How do you expect the GG Scholars program to impact your work?

I’m most excited to collaborate with other GG scholars, learn from their work and experiences, and improve my skill set in the fields of genetics and genomics. I have already gained so many new perspectives from my peers in GGS that have allowed me to better understand various approaches taken and beliefs held within genetics and genomics. I hope that collaborations formed within the GGA will inspire me to try new things and think differently about my own research. 

How would you describe your research interests to a 3rd grader?

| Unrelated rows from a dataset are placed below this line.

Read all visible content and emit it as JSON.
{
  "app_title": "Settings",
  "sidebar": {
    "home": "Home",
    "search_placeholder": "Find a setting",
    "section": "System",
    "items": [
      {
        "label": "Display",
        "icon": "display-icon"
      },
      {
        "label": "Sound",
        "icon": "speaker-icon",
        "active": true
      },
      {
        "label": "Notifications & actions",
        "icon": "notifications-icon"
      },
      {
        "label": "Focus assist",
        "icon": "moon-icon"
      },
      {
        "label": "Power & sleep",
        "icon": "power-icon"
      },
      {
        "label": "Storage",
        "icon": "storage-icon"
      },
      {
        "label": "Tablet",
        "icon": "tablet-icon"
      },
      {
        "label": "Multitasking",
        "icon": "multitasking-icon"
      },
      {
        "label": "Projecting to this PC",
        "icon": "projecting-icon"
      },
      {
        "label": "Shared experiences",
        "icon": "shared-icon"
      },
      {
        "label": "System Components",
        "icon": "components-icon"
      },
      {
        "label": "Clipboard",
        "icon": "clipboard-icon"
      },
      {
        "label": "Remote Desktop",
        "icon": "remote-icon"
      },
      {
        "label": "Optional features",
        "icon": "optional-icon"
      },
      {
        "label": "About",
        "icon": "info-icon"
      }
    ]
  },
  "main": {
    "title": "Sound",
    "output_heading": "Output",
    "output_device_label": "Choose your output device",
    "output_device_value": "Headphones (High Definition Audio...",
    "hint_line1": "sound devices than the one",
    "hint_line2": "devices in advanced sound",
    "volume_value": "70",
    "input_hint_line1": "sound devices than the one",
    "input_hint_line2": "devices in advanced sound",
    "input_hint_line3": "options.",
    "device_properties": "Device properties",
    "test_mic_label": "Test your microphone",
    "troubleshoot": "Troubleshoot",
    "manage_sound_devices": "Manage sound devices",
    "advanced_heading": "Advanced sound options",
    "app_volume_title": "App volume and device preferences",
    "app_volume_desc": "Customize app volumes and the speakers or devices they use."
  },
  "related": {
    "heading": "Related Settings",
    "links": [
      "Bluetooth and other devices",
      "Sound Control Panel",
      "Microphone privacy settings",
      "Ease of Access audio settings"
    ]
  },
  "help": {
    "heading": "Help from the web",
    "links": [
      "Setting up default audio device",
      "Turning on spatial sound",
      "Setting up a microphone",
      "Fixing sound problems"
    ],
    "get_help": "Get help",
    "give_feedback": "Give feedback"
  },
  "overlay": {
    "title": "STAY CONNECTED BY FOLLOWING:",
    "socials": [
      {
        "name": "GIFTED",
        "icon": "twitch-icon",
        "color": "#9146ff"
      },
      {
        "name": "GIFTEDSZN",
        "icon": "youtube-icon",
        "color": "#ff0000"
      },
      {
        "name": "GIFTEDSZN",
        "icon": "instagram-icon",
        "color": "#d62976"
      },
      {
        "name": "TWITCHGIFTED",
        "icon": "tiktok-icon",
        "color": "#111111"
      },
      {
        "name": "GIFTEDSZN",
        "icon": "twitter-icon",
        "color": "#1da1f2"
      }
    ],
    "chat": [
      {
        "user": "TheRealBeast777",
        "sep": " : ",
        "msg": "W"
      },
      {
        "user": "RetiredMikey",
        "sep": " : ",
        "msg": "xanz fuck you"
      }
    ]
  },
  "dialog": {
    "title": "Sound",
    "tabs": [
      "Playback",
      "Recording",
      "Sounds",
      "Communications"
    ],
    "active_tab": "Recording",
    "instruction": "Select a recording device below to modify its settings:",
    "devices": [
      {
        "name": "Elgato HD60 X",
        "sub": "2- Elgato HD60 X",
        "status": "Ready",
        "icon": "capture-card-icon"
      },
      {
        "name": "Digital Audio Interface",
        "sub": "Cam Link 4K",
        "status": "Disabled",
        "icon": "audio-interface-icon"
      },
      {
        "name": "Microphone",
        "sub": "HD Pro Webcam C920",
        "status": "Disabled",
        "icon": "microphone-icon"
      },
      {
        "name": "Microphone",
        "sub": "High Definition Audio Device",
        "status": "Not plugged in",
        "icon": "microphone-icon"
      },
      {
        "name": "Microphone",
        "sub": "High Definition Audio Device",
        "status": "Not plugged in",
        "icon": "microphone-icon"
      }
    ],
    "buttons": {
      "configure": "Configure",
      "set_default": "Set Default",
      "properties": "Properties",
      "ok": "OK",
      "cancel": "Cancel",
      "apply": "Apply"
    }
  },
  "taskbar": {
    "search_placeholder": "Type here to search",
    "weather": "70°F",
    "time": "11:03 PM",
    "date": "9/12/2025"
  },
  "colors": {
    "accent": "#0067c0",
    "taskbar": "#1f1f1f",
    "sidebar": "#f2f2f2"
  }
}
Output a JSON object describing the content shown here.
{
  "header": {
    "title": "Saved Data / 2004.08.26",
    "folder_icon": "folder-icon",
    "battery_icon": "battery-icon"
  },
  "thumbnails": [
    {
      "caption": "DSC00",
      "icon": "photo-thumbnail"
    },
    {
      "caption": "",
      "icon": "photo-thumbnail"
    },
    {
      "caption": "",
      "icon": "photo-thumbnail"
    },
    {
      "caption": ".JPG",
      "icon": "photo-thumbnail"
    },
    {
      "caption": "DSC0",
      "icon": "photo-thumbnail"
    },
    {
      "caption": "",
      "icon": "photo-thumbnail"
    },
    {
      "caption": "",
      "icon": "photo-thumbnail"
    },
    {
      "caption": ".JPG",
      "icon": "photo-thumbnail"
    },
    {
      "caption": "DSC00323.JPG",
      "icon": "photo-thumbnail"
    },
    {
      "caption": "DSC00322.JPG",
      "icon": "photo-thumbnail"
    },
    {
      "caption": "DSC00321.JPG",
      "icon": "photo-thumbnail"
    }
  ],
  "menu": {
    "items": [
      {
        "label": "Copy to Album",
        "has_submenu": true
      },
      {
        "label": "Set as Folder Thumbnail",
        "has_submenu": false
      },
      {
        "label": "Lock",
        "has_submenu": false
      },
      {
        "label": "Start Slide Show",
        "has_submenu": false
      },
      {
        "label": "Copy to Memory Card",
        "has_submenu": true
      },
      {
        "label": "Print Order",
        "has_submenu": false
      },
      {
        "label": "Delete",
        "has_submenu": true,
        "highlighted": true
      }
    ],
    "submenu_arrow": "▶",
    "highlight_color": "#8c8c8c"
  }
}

Bacteriophage, or phage, are viruses that infect bacteria. Phage are everywhere and are, by far, the most abundant organism on Earth! I am interested in exploring the ways in which bacteriophage interact with other members of their microbial communities. Specifically, I want to know if there are any bacteria that can ‘prey on their predator’ and eat phage as a food source! Discovering virus-eating bacteria would change the way we think about microbiome dynamics on a global scale! 

What’s your dream job?

I have dreamed of working at the CDC with infectious disease ever since highschool. Even after having gained a passion for bacteriophage throughout my undergraduate and post-graduate research, the CDC still remains my end goal. That being said, I could never give up phage research and would therefore love to combine my interests for infectious disease and bacteriophage and do some work with phage therapy!